Monday, November 14, 2005

Evvia in Palo Alto: Greek food can be good

Jeffrey Steingarten says this about Greek Food, and is aversion to it, "I was also convinced that Greek cuisine was an oxymoron. Nations are like people. Some are good at cooking, while others have a talent for music or baseball or manufacturing VCRs. The Greeks are really good at both pre-Socratic philosophy and white sculpture. They have not been good cooks since the fifth century B.C., when Siracusa in Sicily was the gastronomic capital of the world. Typical of the Greeks' modern cuisine are feta cheese and retsina wine. Any country that pickles its national cheese in brine and adulterates its national wine with pine pitch should order dinner at the local Chinese place and save its energies for other things. The British go to Greece for the food, which says volumes to me. You would probably think twice before buying a Russian or Algerian television set. I had thought for 10 years before buying my last Greek meal."

Now, that is obviously a bit tongue in cheek, though everything he says is a bit tongue in cheek, but nonetheless, Greek food has been a bit of a mystery to me. I think of the general Mediterranean area, and know the Tzatziki and dolmas are from there, and that I've never had a Dolma that I liked, and I do like their use of citrus, but that was about it. Evvia, which is an upscale Greek restaurant in Palo Alto, CA gave me an idea of what good Greek food was capable of, and I'm very pleased with the results.

With 3 good friends who are at least moderate foodies, we all opted for the Family Style meal. I'll start from the beginning, and move my way through. It started with a bowl of Greek olives (the firm ones were excellent, though I found the slightly dried ones to be too strong in salt and overpowering flavor), and a plate of pikilia, which had a dolma for each, as well as a eggplant spread like a non-smoky babaganoush, tzatziki, and a tarmosalata, which was kind of a Greek salsa, with low acidity. It was served with thick, flavorful pita bread, that was leavened at least a bit. This was the first dolma that I ever enjoyed. The rice was perfectly cooked, with just a bit more texture than one of Asian decent would expect. The melitzanosalata which was the eggplant spread, and the tzatziki were both incredibly tasty, with their tzatziki being the best I've ever had. The yogurt was just the perfect amount of sourness, and the cut of the cucumber was paper thin, with just enough dill, but not too much like many people do. After we opened a bottle of Portuguese wine, which was light bodied, but complimented the lamb dishes very well, they brought out the rest of the appetizers. A fava bean paste which was deep fried, fire roasted octopus with lemon and oregano, and grilled lamb riblets, which were seasoned again with fresh oregano. The lamb was half fat, but this was not a bad thing. Just rich, succulent flavor with the crispness around the first bite, and a wonderful richness that consumed the mouth. The fried bean was good, though nothing to write home about. It was a fritter, of undescript means. The octopus was wonderful. The texture made you question if you were in fact eating octopus, though the flavor was spot on. It wasn't tough, but the teeth just cut through without effort. It was a smoky, citrus wonderment.

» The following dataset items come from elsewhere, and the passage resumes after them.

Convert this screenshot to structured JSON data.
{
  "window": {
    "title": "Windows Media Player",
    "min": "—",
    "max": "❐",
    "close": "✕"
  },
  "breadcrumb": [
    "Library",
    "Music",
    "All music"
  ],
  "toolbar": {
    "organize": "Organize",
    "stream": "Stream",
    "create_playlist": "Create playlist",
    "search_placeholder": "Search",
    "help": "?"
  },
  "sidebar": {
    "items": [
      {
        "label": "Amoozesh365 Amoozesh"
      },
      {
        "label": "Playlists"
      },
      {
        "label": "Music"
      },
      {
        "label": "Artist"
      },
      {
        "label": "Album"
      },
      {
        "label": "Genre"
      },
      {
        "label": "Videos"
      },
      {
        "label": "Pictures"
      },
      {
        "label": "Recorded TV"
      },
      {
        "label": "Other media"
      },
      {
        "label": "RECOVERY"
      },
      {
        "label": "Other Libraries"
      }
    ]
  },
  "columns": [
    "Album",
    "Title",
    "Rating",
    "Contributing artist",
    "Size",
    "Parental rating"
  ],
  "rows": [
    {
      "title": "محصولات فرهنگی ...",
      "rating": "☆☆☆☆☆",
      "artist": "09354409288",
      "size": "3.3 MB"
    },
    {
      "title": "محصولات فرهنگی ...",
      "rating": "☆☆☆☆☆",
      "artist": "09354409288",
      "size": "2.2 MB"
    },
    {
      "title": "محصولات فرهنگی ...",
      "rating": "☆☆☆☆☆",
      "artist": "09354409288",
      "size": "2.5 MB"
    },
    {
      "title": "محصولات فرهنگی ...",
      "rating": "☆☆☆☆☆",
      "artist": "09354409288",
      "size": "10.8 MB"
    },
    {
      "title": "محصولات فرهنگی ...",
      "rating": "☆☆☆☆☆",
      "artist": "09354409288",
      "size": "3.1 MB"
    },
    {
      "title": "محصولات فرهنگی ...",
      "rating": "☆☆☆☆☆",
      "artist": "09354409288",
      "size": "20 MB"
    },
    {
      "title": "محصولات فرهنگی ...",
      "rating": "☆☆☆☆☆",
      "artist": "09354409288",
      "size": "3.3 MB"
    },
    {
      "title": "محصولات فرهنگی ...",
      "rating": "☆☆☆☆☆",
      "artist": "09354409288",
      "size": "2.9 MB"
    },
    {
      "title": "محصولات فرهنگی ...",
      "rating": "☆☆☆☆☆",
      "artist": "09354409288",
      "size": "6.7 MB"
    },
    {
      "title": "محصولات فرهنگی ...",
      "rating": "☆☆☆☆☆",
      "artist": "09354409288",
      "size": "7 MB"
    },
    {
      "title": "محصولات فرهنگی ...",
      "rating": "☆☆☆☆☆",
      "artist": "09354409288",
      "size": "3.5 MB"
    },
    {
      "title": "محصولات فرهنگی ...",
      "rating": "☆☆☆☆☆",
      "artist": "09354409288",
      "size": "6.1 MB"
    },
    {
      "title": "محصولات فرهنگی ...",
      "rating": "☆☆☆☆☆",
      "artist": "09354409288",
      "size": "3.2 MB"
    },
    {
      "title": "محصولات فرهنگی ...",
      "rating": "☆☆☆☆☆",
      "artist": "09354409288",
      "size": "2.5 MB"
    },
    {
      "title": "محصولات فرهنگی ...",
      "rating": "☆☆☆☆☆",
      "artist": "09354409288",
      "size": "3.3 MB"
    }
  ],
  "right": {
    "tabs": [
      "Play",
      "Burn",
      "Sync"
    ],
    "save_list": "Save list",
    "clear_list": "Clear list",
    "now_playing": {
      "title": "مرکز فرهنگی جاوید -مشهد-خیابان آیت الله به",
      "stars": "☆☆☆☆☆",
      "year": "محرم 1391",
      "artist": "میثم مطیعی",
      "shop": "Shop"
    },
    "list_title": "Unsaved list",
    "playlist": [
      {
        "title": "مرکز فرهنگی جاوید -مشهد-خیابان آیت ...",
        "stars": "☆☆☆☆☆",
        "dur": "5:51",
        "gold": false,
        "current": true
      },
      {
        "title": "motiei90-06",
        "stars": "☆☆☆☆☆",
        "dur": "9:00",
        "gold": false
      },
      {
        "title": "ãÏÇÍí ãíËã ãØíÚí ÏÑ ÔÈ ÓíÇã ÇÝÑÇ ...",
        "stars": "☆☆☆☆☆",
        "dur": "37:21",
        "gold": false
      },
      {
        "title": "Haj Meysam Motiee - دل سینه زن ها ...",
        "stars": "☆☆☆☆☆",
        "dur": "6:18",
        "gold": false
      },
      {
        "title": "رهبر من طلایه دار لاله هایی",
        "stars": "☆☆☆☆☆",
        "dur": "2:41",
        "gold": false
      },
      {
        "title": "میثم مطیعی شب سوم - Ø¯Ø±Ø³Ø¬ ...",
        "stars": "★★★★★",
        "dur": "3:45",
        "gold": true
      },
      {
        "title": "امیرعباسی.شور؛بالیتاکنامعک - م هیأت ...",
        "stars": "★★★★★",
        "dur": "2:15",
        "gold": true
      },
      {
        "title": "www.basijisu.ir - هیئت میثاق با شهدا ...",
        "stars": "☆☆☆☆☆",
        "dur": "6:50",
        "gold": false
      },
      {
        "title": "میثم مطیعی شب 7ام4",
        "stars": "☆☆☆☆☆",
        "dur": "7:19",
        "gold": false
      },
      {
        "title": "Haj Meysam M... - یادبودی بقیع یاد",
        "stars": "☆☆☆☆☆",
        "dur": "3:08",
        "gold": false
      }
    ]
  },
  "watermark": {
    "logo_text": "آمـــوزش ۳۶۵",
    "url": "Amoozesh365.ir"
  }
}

After the burst of flavor, they brought out a "classic Greek salad" called horiatiki. This was very well done. Crisp and light without too much oil, and bursting with crunch and flavor. The feta was lightly seasoned, and added a wonderful depth to the salad, which was comprised of thick cut chunks of cucumber, tomato, and thin shavings of red onion, red and green bell pepper, and feta crumbles with a few Greek olives tossed in.

Everyone picked their own main course. The two men both had kokinisto me manestra, which was a lamb osso bucco, and just fell off the bone. Judy had the Arnisia Paidakia, which was succulently grilled lamb chops (4 of them!), which I tried and were excellent. I had the moussaka. For those that don't know what moussaka is, it's a casserole with eggplant, lamb, potato, and a creamy sauce. Evvia served this almost like a very deep dish individual shepherd's pie. The lamb was rich and very flavorful, and the eggplant melted into the mix. It was topped by almost a crust of the cream sauce, which was baked until firm, but with just a bit of that in every bite, it balanced the rich spices of the lamb, and tasted wonderful.

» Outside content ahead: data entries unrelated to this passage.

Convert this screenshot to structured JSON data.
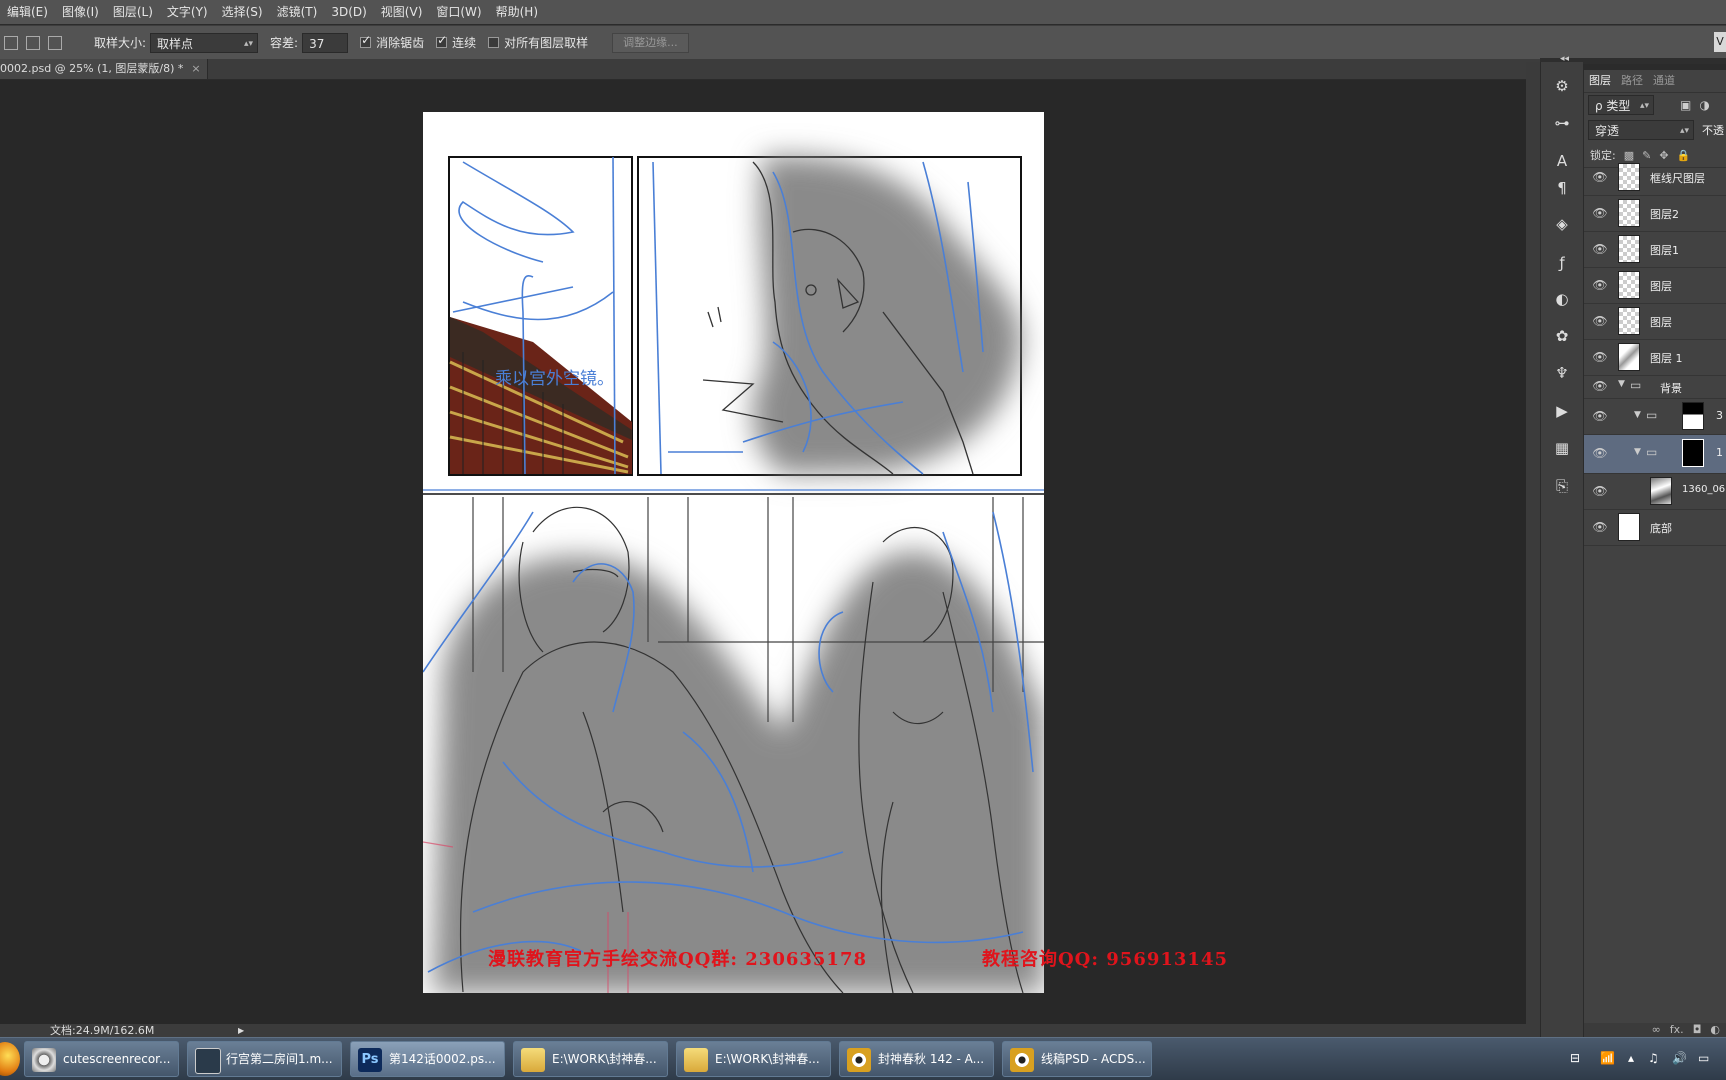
{
  "menu": [
    "编辑(E)",
    "图像(I)",
    "图层(L)",
    "文字(Y)",
    "选择(S)",
    "滤镜(T)",
    "3D(D)",
    "视图(V)",
    "窗口(W)",
    "帮助(H)"
  ],
  "options": {
    "sample_size_label": "取样大小:",
    "sample_size_value": "取样点",
    "tolerance_label": "容差:",
    "tolerance_value": "37",
    "antialias_label": "消除锯齿",
    "contiguous_label": "连续",
    "all_layers_label": "对所有图层取样",
    "refine_edge_label": "调整边缘...",
    "corner_label": "V"
  },
  "document": {
    "tab_title": "0002.psd @ 25% (1, 图层蒙版/8) *",
    "close_glyph": "×",
    "panel_caption": "乘以宫外空镜。"
  },
  "watermark": {
    "left": "漫联教育官方手绘交流QQ群: 230635178",
    "right": "教程咨询QQ: 956913145"
  },
  "status": {
    "doc_size": "文档:24.9M/162.6M",
    "arrow": "▶"
  },
  "collapse_glyph": "◂◂",
  "layers_panel": {
    "tabs": [
      "图层",
      "路径",
      "通道"
    ],
    "filter_label": "ρ 类型",
    "blend_mode": "穿透",
    "opacity_label": "不透",
    "lock_label": "锁定:",
    "layers": [
      {
        "name": "框线尺图层",
        "thumb": "checker",
        "indent": 0
      },
      {
        "name": "图层2",
        "thumb": "checker",
        "indent": 0
      },
      {
        "name": "图层1",
        "thumb": "checker",
        "indent": 0
      },
      {
        "name": "图层",
        "thumb": "checker",
        "indent": 0
      },
      {
        "name": "图层",
        "thumb": "checker",
        "indent": 0
      },
      {
        "name": "图层 1",
        "thumb": "sketch",
        "indent": 0
      },
      {
        "name": "背景",
        "thumb": "group",
        "indent": 0
      },
      {
        "name": "3",
        "thumb": "mask-white",
        "indent": 1
      },
      {
        "name": "1",
        "thumb": "mask-black",
        "indent": 1,
        "selected": true
      },
      {
        "name": "1360_06",
        "thumb": "photo",
        "indent": 2
      },
      {
        "name": "底部",
        "thumb": "white",
        "indent": 0
      }
    ],
    "footer_icons": [
      "∞",
      "fx.",
      "◘",
      "◐"
    ]
  },
  "taskbar": {
    "items": [
      {
        "label": "cutescreenrecor...",
        "icon": "film-reel-icon",
        "color": "#bfbfbf"
      },
      {
        "label": "行宫第二房间1.m...",
        "icon": "maya-icon",
        "color": "#2a3a4a"
      },
      {
        "label": "第142话0002.ps...",
        "icon": "photoshop-icon",
        "color": "#0d2a5a",
        "active": true
      },
      {
        "label": "E:\\WORK\\封神春...",
        "icon": "folder-icon",
        "color": "#e8c35a"
      },
      {
        "label": "E:\\WORK\\封神春...",
        "icon": "folder-icon",
        "color": "#e8c35a"
      },
      {
        "label": "封神春秋 142 - A...",
        "icon": "acdsee-eye-icon",
        "color": "#d8a020"
      },
      {
        "label": "线稿PSD - ACDS...",
        "icon": "acdsee-eye-icon",
        "color": "#d8a020"
      }
    ],
    "tray": [
      "⊟",
      "📶",
      "▴",
      "♫",
      "🔊",
      "▭"
    ]
  },
  "colors": {
    "chrome": "#535353",
    "canvas_bg": "#282828",
    "panel": "#424242",
    "selection": "#5e6b80",
    "sketch_blue": "#4a7fd6",
    "shadow_gray": "#8a8a8a",
    "watermark_red": "#e0141c"
  }
}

We finished with a dessert which consisted of a small piece of baklava, pistachio ice cream, and a galaktoboureko, which is a vanilla scented semolina custard wrapped in phyllo. It was topped with a lavender honey infusion. Baklava is just too sweet. There is no way around this. I wish, I could get over it but I really can't. The other desert, was wonderful, and the lavender in the honey really was present in the flavor of the food. The pistachio ice cream was also excellent.

I definitely recommend this restaurant for people who want to see what Greek food could taste like, when prepared well. I was blown away, and would put this in the top 2 of places I've ever had lamb. It probably is the number one place I've ever had lamb, but I don't want to overstep while I'm lacking in my scientific approach.